Mary Knox Miller
Storytelling Through Photographs
I've been taking pictures since I was 12 years old. It's been a primary source of income for 15 years. You'd think I could write about photography for days. Nope. Want to know why?
I told a friend the other day, “It’s like translating my heartbeat into words - something vital yet illusive to fully comprehend.”
I literally see in f-stops and shutter speeds.
But here’s the thing. I’m only one person and there’s a limit to what I can create. By showing you how to harness the power of story through pictures, I can multiply impact + empower you to make a difference in the lives of those you serve.
So here we go…
First, put the camera (or phone) down
The key to successful visual storytelling is to nail down your core message, then strategically create content that enhances it.
I always start with ‘why.’
If you’re a business owner, why did you start? What impact do you want to have?
If you're a nonprofit, why did you choose your mission?
What belief system are you trying to change?
Take as long as you need to discover and define your why because it’s the foundation upon which everything rests.
Next, what do you want to be known for?
This isn’t your elevator pitch or mission statement. This is the feeling people get when they hear your name or how they describe you to friends.
For me, I hope it’s: “Mary Knox exudes warmth and strength. She’s a friend who knows her stuff and wants to share all of it so others can make a positive impact on the world.” And the ‘stuff’ is visual storytelling - arguably the most important communication currency right now.
If you want to take it a step further, list your brand pillars - 4 to 5 categories of content you'll circulate between. Select categories related to your treasured skills, as well as unique personality. Embrace what makes you, 'you!'
Again, take your time. Turn off the computer and write on scraps of paper. Sit with your list for a few days and come back to it. The simpler you can make it the better, because what comes next is so much easier if you do.

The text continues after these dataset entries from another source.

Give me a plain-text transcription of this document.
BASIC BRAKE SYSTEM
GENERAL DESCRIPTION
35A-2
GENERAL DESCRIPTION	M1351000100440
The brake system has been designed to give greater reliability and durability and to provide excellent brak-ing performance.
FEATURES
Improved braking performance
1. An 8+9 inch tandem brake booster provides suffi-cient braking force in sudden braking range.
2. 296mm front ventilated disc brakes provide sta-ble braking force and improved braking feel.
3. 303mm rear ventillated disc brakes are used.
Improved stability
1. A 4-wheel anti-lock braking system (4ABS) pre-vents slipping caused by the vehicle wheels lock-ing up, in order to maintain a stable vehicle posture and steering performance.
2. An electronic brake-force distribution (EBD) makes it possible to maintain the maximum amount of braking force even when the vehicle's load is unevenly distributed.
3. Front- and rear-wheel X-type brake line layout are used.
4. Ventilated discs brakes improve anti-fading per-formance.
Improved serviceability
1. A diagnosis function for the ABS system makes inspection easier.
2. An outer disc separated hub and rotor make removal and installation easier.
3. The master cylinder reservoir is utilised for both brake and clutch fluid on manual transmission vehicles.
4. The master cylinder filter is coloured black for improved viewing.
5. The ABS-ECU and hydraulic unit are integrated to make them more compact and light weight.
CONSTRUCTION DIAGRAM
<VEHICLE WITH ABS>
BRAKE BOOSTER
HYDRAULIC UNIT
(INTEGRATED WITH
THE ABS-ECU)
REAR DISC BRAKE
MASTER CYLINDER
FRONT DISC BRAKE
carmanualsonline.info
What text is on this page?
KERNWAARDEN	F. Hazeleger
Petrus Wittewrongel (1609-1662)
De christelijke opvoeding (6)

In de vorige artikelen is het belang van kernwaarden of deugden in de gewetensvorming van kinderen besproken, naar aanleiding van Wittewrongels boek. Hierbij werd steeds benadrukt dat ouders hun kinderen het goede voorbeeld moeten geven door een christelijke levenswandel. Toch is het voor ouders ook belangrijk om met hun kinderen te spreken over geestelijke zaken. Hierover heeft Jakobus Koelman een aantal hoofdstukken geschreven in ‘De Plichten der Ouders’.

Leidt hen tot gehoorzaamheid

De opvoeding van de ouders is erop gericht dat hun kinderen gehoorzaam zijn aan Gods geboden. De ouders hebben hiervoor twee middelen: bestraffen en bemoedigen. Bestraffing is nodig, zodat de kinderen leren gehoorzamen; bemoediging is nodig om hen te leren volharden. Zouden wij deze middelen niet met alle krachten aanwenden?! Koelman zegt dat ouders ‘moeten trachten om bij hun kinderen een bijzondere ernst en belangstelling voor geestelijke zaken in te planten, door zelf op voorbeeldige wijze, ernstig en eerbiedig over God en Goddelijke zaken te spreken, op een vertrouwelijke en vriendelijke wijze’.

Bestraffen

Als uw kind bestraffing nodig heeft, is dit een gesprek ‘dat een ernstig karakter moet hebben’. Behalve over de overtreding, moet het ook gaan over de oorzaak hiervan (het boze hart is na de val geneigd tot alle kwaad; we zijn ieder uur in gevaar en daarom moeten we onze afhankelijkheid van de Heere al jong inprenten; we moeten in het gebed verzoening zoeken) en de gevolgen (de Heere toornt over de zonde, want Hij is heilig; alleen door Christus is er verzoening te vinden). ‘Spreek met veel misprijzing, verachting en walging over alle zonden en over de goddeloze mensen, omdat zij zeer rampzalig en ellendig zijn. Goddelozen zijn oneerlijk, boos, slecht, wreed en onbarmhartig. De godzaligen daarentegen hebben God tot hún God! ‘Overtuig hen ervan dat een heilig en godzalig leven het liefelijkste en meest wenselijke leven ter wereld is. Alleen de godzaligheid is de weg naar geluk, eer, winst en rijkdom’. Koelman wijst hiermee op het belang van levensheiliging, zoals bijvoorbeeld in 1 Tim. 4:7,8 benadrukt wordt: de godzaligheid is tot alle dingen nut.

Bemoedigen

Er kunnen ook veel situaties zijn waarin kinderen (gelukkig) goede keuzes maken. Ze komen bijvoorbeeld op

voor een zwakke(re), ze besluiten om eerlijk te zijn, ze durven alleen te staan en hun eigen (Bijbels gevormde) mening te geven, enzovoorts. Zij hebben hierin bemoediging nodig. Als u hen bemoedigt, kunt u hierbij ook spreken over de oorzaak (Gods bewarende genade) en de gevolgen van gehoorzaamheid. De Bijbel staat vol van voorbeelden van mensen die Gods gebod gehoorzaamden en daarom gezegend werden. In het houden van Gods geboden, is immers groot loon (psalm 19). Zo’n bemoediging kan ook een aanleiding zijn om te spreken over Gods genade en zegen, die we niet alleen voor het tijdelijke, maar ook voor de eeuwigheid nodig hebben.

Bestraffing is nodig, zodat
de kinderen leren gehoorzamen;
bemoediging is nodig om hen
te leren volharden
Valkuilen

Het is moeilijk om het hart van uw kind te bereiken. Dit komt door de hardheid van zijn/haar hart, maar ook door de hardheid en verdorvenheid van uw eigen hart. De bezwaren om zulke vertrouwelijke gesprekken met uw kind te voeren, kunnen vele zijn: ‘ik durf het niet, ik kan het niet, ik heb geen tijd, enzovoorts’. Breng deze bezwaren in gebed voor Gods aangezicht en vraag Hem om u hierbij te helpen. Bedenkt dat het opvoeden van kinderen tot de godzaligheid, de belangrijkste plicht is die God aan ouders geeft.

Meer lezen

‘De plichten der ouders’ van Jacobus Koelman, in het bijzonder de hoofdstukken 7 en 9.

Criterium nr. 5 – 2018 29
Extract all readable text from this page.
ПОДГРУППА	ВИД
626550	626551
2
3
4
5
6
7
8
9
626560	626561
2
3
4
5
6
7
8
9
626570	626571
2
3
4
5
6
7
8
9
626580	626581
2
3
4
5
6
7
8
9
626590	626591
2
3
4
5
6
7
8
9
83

Choose photos for all your to-dos
Website, social media, email. It’s enough to make your head spin, right?
But you’ve got this because you’ve defined your why. You know what you want to be known for. Now it’s time to create.
Step 1: Map out your content calendar for the month, selecting topics from each of your pillars.
Step 2: Start writing. Yep, you heard me - still not time for pictures. What message is at the core of your post?
Step 3 [Critical!]: Pause. What feeling do you want the viewer to experience when they interact with your message. Joyful? Inspired?
Step 4: Based on that feeling, take or select a photo that matches. My favorite stock photography resources: Unsplash (free!), Canva (plenty for free!), Shutterstock.
Think of the photo as a natural extension, a visual representation of the feeling you want your viewer to have when they read or watch your content.
Whether you’re choosing photos for personal stories or to spotlight and elevate deserving individuals and organizations, it’s all about feelings. We’re often stuck in our heads, focused on what to say. Turns out it’s all about how you say it.
Am I making any sense? I hope so!
Time for nuts + bolts within the frame
#1 Rule of Thirds - If you can, choose an image that follows the rule of thirds. The composition should divide into thirds vertically and horizontally, with the subject at an intersection. In other words, the eye should be drawn to the left or right of the frame, not the middle.
Here's what I mean:
#2 Multiple Perspectives - When selecting multiple photos, gather a collection of tight, medium and wide points-of-view. For example, pair a close-up (tight) detail of hands with a broad sweeping vista (wide) of that same person in their environment. The combination of perspectives helps tell a story.
#3 Surprising Angles - Get down low or up high and show a perspective someone wouldn't otherwise see from their vantage point. Great way to establish environment and keep the viewer engaged.
A picture really is worth a 1,000 words. What 1,000 words do you want to be known for?